Understanding where you think rents and rent income will be is one of your biggest challenges when underwriting a deal. In my experience, I pass on more opportunities for this reason than any other. It’s not just that I can’t see rents being increased enough to make this a value-add opportunity for me, it’s how much will income be. There is a difference, and it’s important to understand that difference and what drives it.
Let’s say you find a property whose units are in decent condition and rents are $150 below market. You’ve been taught that you’re not going to get $150 more out of each of those units in the first year. Of course not. Their lease expiration dates are spread out through the year. So you get some increased in year 1 and the rest in year 2.
But what about vacancy? How many will move out because of your rent increases?
And how about renovations? Will you take the unit off line to work on it? For how long?
And month-to-month units? If they are month-to-month does that mean you can increase their rent right away?

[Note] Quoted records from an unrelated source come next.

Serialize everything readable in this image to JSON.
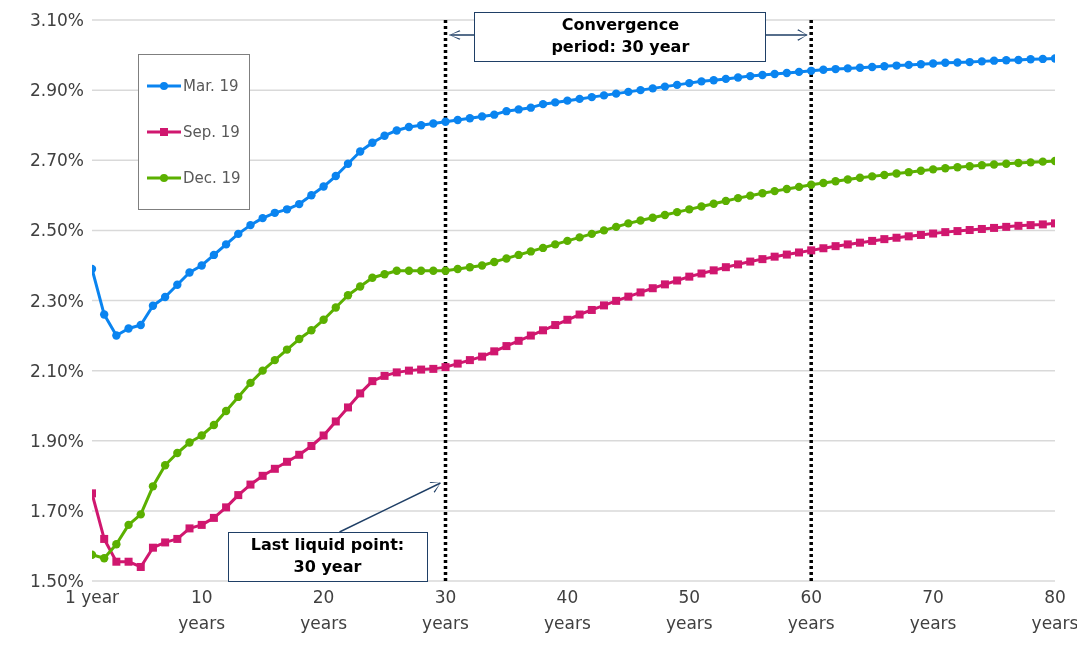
{
  "chart_data": {
    "type": "line",
    "x": [
      1,
      2,
      3,
      4,
      5,
      6,
      7,
      8,
      9,
      10,
      11,
      12,
      13,
      14,
      15,
      16,
      17,
      18,
      19,
      20,
      21,
      22,
      23,
      24,
      25,
      26,
      27,
      28,
      29,
      30,
      31,
      32,
      33,
      34,
      35,
      36,
      37,
      38,
      39,
      40,
      41,
      42,
      43,
      44,
      45,
      46,
      47,
      48,
      49,
      50,
      51,
      52,
      53,
      54,
      55,
      56,
      57,
      58,
      59,
      60,
      61,
      62,
      63,
      64,
      65,
      66,
      67,
      68,
      69,
      70,
      71,
      72,
      73,
      74,
      75,
      76,
      77,
      78,
      79,
      80
    ],
    "series": [
      {
        "name": "Mar. 19",
        "color": "#0a84f0",
        "marker": "circle",
        "values": [
          2.39,
          2.26,
          2.2,
          2.22,
          2.23,
          2.285,
          2.31,
          2.345,
          2.38,
          2.4,
          2.43,
          2.46,
          2.49,
          2.515,
          2.535,
          2.55,
          2.56,
          2.575,
          2.6,
          2.625,
          2.655,
          2.69,
          2.725,
          2.75,
          2.77,
          2.785,
          2.795,
          2.8,
          2.805,
          2.81,
          2.815,
          2.82,
          2.825,
          2.83,
          2.84,
          2.845,
          2.85,
          2.86,
          2.865,
          2.87,
          2.875,
          2.88,
          2.885,
          2.89,
          2.895,
          2.9,
          2.905,
          2.91,
          2.915,
          2.92,
          2.925,
          2.928,
          2.932,
          2.936,
          2.94,
          2.943,
          2.946,
          2.949,
          2.952,
          2.955,
          2.958,
          2.96,
          2.962,
          2.964,
          2.966,
          2.968,
          2.97,
          2.972,
          2.974,
          2.976,
          2.978,
          2.979,
          2.98,
          2.982,
          2.984,
          2.985,
          2.986,
          2.988,
          2.989,
          2.99
        ]
      },
      {
        "name": "Sep. 19",
        "color": "#d0176f",
        "marker": "square",
        "values": [
          1.75,
          1.62,
          1.555,
          1.555,
          1.54,
          1.595,
          1.61,
          1.62,
          1.65,
          1.66,
          1.68,
          1.71,
          1.745,
          1.775,
          1.8,
          1.82,
          1.84,
          1.86,
          1.885,
          1.915,
          1.955,
          1.995,
          2.035,
          2.07,
          2.085,
          2.095,
          2.1,
          2.103,
          2.105,
          2.11,
          2.12,
          2.13,
          2.14,
          2.155,
          2.17,
          2.185,
          2.2,
          2.215,
          2.23,
          2.245,
          2.26,
          2.273,
          2.286,
          2.299,
          2.311,
          2.323,
          2.335,
          2.346,
          2.357,
          2.368,
          2.377,
          2.386,
          2.395,
          2.403,
          2.411,
          2.418,
          2.425,
          2.431,
          2.437,
          2.443,
          2.449,
          2.455,
          2.46,
          2.465,
          2.47,
          2.475,
          2.479,
          2.483,
          2.487,
          2.491,
          2.495,
          2.498,
          2.501,
          2.504,
          2.507,
          2.51,
          2.513,
          2.515,
          2.517,
          2.52
        ]
      },
      {
        "name": "Dec. 19",
        "color": "#5bb000",
        "marker": "circle",
        "values": [
          1.575,
          1.565,
          1.605,
          1.66,
          1.69,
          1.77,
          1.83,
          1.865,
          1.895,
          1.915,
          1.945,
          1.985,
          2.025,
          2.065,
          2.1,
          2.13,
          2.16,
          2.19,
          2.215,
          2.245,
          2.28,
          2.315,
          2.34,
          2.365,
          2.375,
          2.385,
          2.385,
          2.385,
          2.385,
          2.385,
          2.39,
          2.395,
          2.4,
          2.41,
          2.42,
          2.43,
          2.44,
          2.45,
          2.46,
          2.47,
          2.48,
          2.49,
          2.5,
          2.51,
          2.52,
          2.528,
          2.536,
          2.544,
          2.552,
          2.56,
          2.568,
          2.576,
          2.584,
          2.592,
          2.599,
          2.606,
          2.612,
          2.618,
          2.624,
          2.63,
          2.635,
          2.64,
          2.645,
          2.65,
          2.654,
          2.658,
          2.662,
          2.666,
          2.67,
          2.674,
          2.677,
          2.68,
          2.683,
          2.686,
          2.688,
          2.69,
          2.692,
          2.694,
          2.696,
          2.698
        ]
      }
    ],
    "xlim": [
      1,
      80
    ],
    "xticks": [
      {
        "value": 1,
        "label": "1 year"
      },
      {
        "value": 10,
        "label": "10\nyears"
      },
      {
        "value": 20,
        "label": "20\nyears"
      },
      {
        "value": 30,
        "label": "30\nyears"
      },
      {
        "value": 40,
        "label": "40\nyears"
      },
      {
        "value": 50,
        "label": "50\nyears"
      },
      {
        "value": 60,
        "label": "60\nyears"
      },
      {
        "value": 70,
        "label": "70\nyears"
      },
      {
        "value": 80,
        "label": "80\nyears"
      }
    ],
    "ylim": [
      1.5,
      3.1
    ],
    "yticks": [
      {
        "value": 1.5,
        "label": "1.50%"
      },
      {
        "value": 1.7,
        "label": "1.70%"
      },
      {
        "value": 1.9,
        "label": "1.90%"
      },
      {
        "value": 2.1,
        "label": "2.10%"
      },
      {
        "value": 2.3,
        "label": "2.30%"
      },
      {
        "value": 2.5,
        "label": "2.50%"
      },
      {
        "value": 2.7,
        "label": "2.70%"
      },
      {
        "value": 2.9,
        "label": "2.90%"
      },
      {
        "value": 3.1,
        "label": "3.10%"
      }
    ],
    "grid": "y",
    "legend": "top left",
    "ref_lines": [
      {
        "axis": "x",
        "value": 30,
        "color": "#000000",
        "line_style": "dotted"
      },
      {
        "axis": "x",
        "value": 60,
        "color": "#000000",
        "line_style": "dotted"
      }
    ],
    "annotations": [
      {
        "text": "Convergence\nperiod: 30 year"
      },
      "Last liquid point:\n30 year"
    ]
  }
}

I have needed to come up with ways in my underwriting to account for these factors, but the good news is you can make informed assumptions. You can plan for some time to renovate, and the loss of income during that period.
My underwriting has evolved to take as much of this into account as I can, because they are assumptions that might change from property to property.
For example, if the property has a lot of month-to-month units, you can certainly end the tenancy of all those units at once and fix them up right away. But the contractor can only do so much at a time. How long will some sit, un-rented, waiting for the contractor. And then you get a large batch of them renovated and back on the market. How many vacant units will your market absorb in one month?
Think about these variables. Stagger the renovations through the year. Don’t end all of the month-to-month leases at once. Think about the seasonality of lease-ups – who’s looking for new apartments in December vs. May?
And then use that to project your income – month by month, unit by unit. You might discover that given the number of renovations and lease-ups you can accomplish in one month, it will take you longer than one year, maybe more than two years, to complete your renovation plan. It’s better that you know that up front, then maybe the deal got worse, or possibly better.
Earlier in my career I was a computer programmer so more recently I have written some programs to model rents based on a bunch of different variables. If you know a programmer, think about how you might build your own model and partner up (give her/him some of your GP!). It’s a great experience seeing how quickly your assumptions illuminate the strengths and weaknesses of your deal.
I’m a fan of rules of thumb and have used them extensively, but when you can dig deeper and quantify more, your information quality is higher and your decision making is better.